The SSPX takes the rigorist error of the Feeneyites and their “constant effort to proselytize for their opinion” seriously enough that “the Society of St. Pius X does not allow any proselytism of this error in or around its chapels and faithful, either by word of mouth or by written handouts” (link).
The parallels to the new geocentrism are obvious. As I have documented in this article, the new geocentrists also trouble the Catholic faithful in their “constant effort to proselytize for their opinion” and their “substitution of private opinion for the Church’s teaching”. If the Feeneyites and geocentrists have a “right” to express their rigorist view, we have in turn every right to point out the logical consequences of their rigorism and the collision with the Church’s teaching in Auctorem Fidei. It is therefore perfectly legitimate to oppose both their position and their attempt to mislead the faithful.
Follow the Catholic Church or the Geocentrists
The new geocentrists have boxed themselves in. Or, to use the analogy I have used before, they’re like a monkey who has shoved his hand into a priceless Ming vase in order to grab a pebble. The priceless vase is the Catholic Faith. The pebble is geocentrism. They think that the pebble is so very precious. They play up its importance at every turn. They consider it their God-dictated duty to spread the gospel of geocentrism. And they claim that it is the official teaching of the Catholic Church.
The solution to the whole problem, the way to get the hand out of the vase without destroying it is simply to see that the Catholic Church has never taught geocentrism as a matter of faith. The Fathers of the Church did not do so (see here, here, and here.) The Roman Catechism doesn’t do so (see here and here.) The seventeenth-century decrees on the issue, when interpreted strictly according to the Catholic Church’s own canonical norms don’t do so either (here).

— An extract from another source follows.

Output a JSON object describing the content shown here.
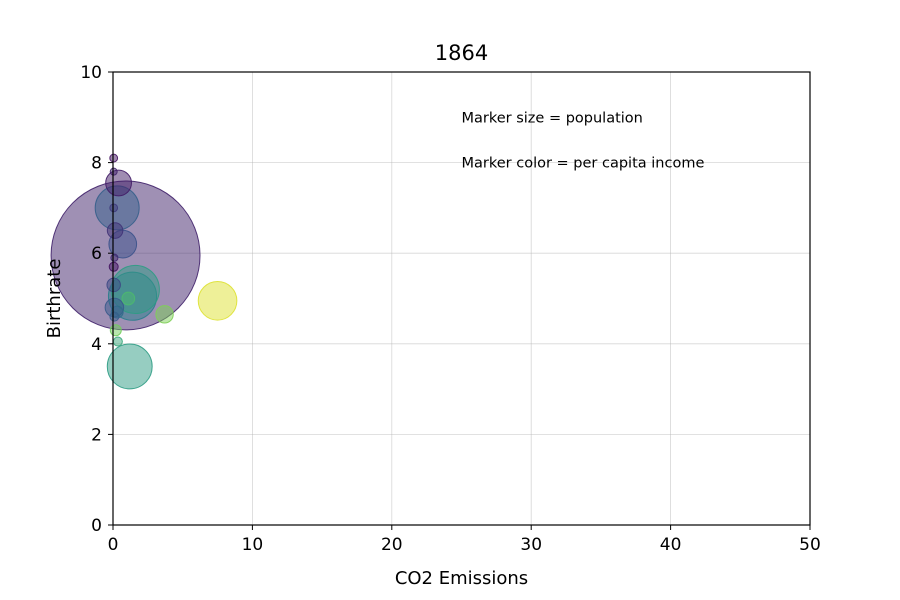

If the geocentrists refuse to follow the Church’s Magisterium, if they refuse to acknowledge that the Catholic Church does not teach geocentrism as a matter of faith, then the only way to hang on to their “prize” is to smash the priceless vase, the Catholic Faith itself. As we’ve seen in Part 1 and Part 2 of this essay, that’s basically what they do.
The new geocentrists must decide. The only way they can maintain their supposed contradiction between the seventeenth-century decrees and the words and actions of Magisterium since that time is if they reject the Church’s norms of strict canonical interpretation. If they do that, they just as clearly have themselves fallen into a heresy formally defined in Auctorem Fidei by Pope Pius VI. Conversely, if they accept the Church’s own norms of strict canonical interpretation, they can free themselves from the heresy to which their position inevitably leads. These same principles eliminate the anomaly they insist exists between the seventeenth-century decrees and later magisterial acts that give freedom to Catholics to hold non-geocentric views. In short, they must abandon their insistence that geocentrism has been and remains official Church teaching, or else fall into heresy themselves.
Yet again the choice comes down to this stark question: Who are you going to follow, the Catholic Church or the new geocentrists? It’s one or the other.